Scotty schichtete einige Ballen Stroh an einer Wand schräg auf. „Was wird das, wenn es fertig ist?“, fragte Clytus. „Wenn du 'n Mächtiger bist, wie du behauptest, dann kannst du mir das doch sicher beweisen.“, antwortete der Ingenieur, der mit seiner Aktion etwas Bestimmtes bezweckte. „Schweb mir doch unter der Decke der Zelle mal was vor. Der alte Scotty ist sogar so frei und baut dir 'ne Startrampe.“

Clytus sah sich Scottys Bauwerk an. Der ehemalige Sternenflottenmaschinist hatte es mit Absicht recht instabil gebaut, da er eigentlich hoffte, dass Clytus nicht tun würde, was er aber jetzt tat.
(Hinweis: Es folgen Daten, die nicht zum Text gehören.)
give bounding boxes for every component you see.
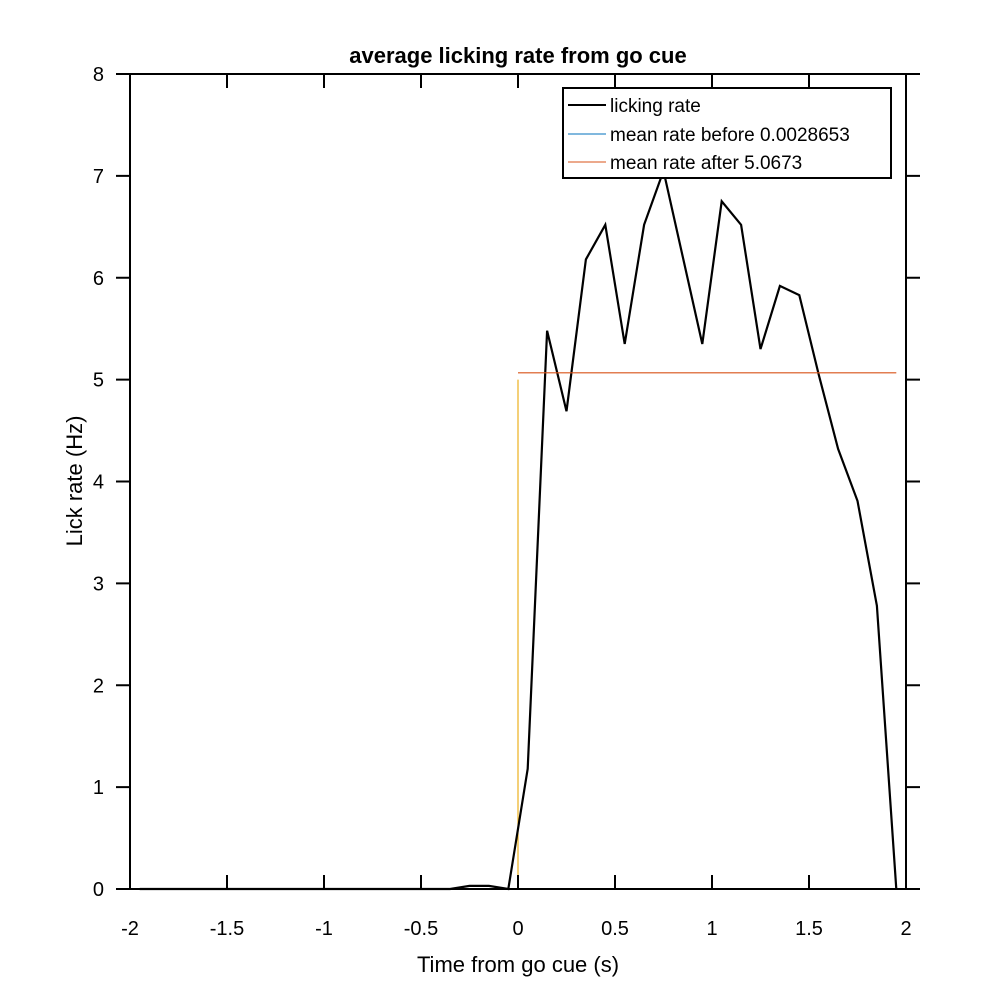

Scotty hatte gehofft, dass der Anblick der instabilen Rampe ihn so ängstigen würde, dass er noch einmal nachdenken und sich bewusst machen würde, dass er doch nicht unverwundbar war. Clytus aber kletterte auf die Rampe und sprang in die Luft, um im nächsten Moment krachend auf den Boden zu fallen und reglos liegen zu bleiben. Scotty sah, dass aus der Nase und dem Mund des Jungen Blut lief. „Oh, Gott!“, schrie er verzweifelt. „Was hab’ ich unsensibler Klotz nur wieder angestellt! Psychologie war noch nie mein stärkstes Fach. Yetron hatte sicher Recht. Wir hätten ganz anders vorgehen müssen!“ Er beugte sich über Clytus. „Es tut mir leid, mein Kleiner! Es tut mir leid! Das wollte ich nun wirklich nich’!“

Die Zellentür wurde entsichert und herein trat Amidala. Über die ganze Aufregung hatte Scotty nicht bemerkt, dass es Nacht geworden war. „Ich erlaube dir zu sprechen!“, sagte die ältere Wärterin. „Was ist hier geschehen, Scotty?“ „Ich habe ihn umgebracht!“, erwiderte Scotty verzweifelt, ein Zustand, den der sonst so raubeinige Schotte eigentlich nicht von sich kannte.

Amidala zog einen Erfasser und scannte Clytus. „Das hast du nicht.“, beruhigte sie ihn und heftete einen Transportverstärker an die Sträflingskleidung des Jungen, wonach sie einen Befehl in ihr Sprechgerät eingab. Scotty beobachtete, wie Clytus fortgebeamt wurde.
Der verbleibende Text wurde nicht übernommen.